Renowned Curator Koyo Kouoh Dies at 57, Leaving an Enduring Legacy in the Art World
Celebrated Cameroonian curator and cultural visionary Koyo Kouoh has passed away at age 57, marking a profound loss for the global art community. Kouoh died in Switzerland, where she had resided for years, though the cause of death has not been publicly disclosed.
At the height of her influential career, Kouoh was set to become the first African woman to lead the Venice Biennale in 2026 and had been serving as the Executive Director and Chief Curator of Zeitz Museum of Contemporary Art Africa (MOCAA) in South Africa—Africa’s largest contemporary art museum.
From Cameroon to Global Influence
Born in Douala, Cameroon, in 1967, Kouoh moved to Switzerland at age 13, where she initially studied business and banking. However, she pivoted from finance to pursue a career advocating for migrant women and eventually immersed herself in contemporary art—a field where she would become a global leader.
Kouoh gave birth to her first child in Switzerland in the 1990s and later adopted three more.
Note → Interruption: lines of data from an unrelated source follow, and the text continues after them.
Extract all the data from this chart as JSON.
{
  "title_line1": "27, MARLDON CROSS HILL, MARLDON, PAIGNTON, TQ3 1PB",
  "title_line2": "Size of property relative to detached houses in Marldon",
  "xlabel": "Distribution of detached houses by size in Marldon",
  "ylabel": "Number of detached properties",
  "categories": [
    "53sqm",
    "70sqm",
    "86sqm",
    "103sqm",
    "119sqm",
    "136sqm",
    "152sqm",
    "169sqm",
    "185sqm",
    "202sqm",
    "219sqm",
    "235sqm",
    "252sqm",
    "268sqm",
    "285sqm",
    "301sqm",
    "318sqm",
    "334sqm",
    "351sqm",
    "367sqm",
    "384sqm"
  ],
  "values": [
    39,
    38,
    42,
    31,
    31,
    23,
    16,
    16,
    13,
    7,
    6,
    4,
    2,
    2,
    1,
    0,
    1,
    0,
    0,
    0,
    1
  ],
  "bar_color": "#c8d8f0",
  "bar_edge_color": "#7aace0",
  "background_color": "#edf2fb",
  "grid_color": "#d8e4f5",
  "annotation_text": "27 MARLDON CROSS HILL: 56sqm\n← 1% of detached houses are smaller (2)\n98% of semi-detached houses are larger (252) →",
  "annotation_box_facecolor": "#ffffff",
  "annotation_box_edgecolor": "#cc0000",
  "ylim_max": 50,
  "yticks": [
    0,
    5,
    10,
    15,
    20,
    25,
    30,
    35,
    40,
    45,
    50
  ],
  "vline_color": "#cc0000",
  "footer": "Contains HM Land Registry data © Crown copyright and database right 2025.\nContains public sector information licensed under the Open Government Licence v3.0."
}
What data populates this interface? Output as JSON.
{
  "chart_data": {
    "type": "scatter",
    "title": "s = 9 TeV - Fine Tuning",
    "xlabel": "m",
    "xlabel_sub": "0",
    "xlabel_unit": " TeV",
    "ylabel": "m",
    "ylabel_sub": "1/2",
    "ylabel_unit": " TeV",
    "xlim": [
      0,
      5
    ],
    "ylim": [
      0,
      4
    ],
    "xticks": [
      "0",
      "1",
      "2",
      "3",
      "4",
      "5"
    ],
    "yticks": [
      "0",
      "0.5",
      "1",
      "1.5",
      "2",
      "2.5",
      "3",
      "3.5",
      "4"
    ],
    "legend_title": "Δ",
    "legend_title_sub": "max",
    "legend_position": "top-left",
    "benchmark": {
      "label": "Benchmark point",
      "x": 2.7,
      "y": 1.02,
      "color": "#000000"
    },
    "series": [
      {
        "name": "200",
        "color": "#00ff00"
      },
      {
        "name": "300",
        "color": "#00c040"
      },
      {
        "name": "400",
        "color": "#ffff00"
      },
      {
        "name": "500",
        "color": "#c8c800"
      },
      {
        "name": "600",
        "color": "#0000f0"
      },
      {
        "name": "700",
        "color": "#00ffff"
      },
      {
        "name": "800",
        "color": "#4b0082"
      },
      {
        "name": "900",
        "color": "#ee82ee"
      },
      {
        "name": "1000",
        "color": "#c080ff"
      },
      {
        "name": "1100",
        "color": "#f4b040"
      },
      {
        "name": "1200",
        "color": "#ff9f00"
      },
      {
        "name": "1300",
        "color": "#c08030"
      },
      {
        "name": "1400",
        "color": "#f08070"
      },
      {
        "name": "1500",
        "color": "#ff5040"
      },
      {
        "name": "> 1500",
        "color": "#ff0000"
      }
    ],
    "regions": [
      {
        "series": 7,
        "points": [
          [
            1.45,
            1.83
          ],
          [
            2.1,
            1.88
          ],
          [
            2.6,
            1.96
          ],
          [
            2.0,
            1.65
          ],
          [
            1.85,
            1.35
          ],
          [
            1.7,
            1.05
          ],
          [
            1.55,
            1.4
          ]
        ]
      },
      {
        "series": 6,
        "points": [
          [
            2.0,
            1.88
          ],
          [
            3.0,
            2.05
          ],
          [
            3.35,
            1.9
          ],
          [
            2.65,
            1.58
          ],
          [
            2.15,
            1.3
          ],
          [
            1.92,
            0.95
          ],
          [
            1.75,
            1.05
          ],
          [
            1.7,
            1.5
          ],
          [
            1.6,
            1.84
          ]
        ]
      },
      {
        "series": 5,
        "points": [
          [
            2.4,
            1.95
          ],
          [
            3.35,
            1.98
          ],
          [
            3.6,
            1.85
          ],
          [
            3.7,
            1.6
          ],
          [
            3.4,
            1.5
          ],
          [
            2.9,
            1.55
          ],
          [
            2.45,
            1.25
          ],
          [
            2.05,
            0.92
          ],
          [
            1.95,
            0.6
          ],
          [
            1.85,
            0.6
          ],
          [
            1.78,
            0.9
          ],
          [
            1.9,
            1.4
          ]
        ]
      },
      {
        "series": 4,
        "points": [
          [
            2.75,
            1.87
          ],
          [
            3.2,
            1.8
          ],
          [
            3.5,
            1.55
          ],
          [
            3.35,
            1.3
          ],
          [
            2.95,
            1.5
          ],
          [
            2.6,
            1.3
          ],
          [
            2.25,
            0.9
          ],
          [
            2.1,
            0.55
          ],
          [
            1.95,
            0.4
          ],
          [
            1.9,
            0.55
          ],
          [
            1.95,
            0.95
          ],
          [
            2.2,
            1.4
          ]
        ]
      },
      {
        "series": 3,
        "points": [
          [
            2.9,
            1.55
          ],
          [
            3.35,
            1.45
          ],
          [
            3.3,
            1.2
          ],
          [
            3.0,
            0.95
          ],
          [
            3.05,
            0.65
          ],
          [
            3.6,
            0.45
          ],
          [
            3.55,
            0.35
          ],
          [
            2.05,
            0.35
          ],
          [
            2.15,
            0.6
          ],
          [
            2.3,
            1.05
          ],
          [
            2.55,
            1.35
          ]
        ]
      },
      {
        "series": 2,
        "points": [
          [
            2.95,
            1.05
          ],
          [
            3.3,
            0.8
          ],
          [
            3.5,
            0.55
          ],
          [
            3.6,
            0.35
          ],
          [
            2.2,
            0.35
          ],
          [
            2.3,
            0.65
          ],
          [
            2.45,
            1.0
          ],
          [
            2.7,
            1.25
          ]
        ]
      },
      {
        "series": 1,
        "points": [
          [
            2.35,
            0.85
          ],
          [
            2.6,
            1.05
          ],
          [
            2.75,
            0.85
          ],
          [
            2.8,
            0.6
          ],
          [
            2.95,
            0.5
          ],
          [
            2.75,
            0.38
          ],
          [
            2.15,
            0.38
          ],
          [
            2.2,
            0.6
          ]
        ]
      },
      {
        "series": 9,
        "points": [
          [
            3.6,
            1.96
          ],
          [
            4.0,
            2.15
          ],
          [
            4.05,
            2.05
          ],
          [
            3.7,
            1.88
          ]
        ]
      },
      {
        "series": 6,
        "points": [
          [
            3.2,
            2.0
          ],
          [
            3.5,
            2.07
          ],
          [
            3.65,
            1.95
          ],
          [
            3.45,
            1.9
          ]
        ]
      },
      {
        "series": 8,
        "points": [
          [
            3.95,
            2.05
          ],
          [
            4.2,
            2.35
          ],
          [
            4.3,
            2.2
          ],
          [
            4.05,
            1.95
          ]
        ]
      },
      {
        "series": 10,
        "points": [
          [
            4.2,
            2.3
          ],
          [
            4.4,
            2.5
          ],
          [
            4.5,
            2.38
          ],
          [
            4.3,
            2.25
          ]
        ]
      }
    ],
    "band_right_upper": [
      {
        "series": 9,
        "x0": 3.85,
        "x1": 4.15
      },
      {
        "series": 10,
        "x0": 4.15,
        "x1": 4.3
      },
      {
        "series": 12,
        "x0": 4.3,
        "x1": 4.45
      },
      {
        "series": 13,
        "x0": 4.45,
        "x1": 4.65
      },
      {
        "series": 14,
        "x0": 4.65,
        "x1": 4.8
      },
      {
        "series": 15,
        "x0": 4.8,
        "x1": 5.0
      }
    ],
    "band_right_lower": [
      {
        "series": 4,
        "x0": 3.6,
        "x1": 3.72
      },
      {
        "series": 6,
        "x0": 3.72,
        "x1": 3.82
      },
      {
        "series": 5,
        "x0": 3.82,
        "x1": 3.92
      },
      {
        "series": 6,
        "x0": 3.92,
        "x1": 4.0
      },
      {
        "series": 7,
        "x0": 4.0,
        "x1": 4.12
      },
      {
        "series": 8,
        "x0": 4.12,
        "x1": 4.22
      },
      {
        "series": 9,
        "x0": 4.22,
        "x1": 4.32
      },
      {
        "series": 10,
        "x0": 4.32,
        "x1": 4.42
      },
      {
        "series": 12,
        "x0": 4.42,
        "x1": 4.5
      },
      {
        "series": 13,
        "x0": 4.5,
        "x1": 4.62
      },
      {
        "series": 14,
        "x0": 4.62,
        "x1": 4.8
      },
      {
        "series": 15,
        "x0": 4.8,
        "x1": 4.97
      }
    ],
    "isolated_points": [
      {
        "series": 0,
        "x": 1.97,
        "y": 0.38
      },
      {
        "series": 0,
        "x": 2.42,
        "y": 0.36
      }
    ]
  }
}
Describing motherhood as “profoundly transformative,” she sought meaning beyond Western institutions, eventually returning to Africa in 1996 to pursue her curatorial passion.
Building Africa’s Art Future
Kouoh’s return to the continent marked a turning point. She launched Raw Material Company in Dakar, Senegal, an independent art hub that nurtured African artistic expression and critical discourse. She credited Dakar as her true creative home, saying, “Dakar made me who I am today.”
In 2019, Kouoh took the reins at Zeitz MOCAA following a leadership scandal and institutional crisis. She not only stabilized the museum but transformed it into a beacon of African contemporary culture, earning global acclaim for exhibitions such as When We See Us: A Century of Black Figuration in Painting.
Tributes Pour In from Across the Globe
News of her death triggered an outpouring of grief and admiration:
- Candice Breitz, South African artist, described her as “magnificently intelligent, endlessly energetic and formidably elegant.”
- Nigerian visual artist Otobong Nkanga praised her “warmth, generosity, and brilliance.”
- Even Italian Prime Minister Giorgia Meloni acknowledged her passing, calling it a loss for the global art world.
Kouoh was also a trusted voice in cultural restitution. In 2021, she was invited by President Emmanuel Macron to contribute to dialogues on returning African artifacts from European museums.
Belief in Legacy Beyond Death
In one of her final interviews with the Financial Times, Kouoh reflected on mortality with a calm rooted in her African spiritual upbringing:
“I believe in energies—living or dead—and in cosmic strength. There’s no before or after death, just eternal presence.”
Zeitz MOCAA released a statement expressing “profound sorrow” and closed the museum temporarily in her honor.
A Trailblazer Who Redefined African Art’s Global Role
Koyo Kouoh’s death leaves a vacuum in the contemporary art world, but her work continues to shape how African creativity is viewed, valued, and preserved. Through every exhibition and institution she led, she championed authentic African narratives, empowering a generation of artists and curators to tell their stories unapologetically.
Her legacy is not only in the galleries she curated—but in the cultural future she fought to redefine.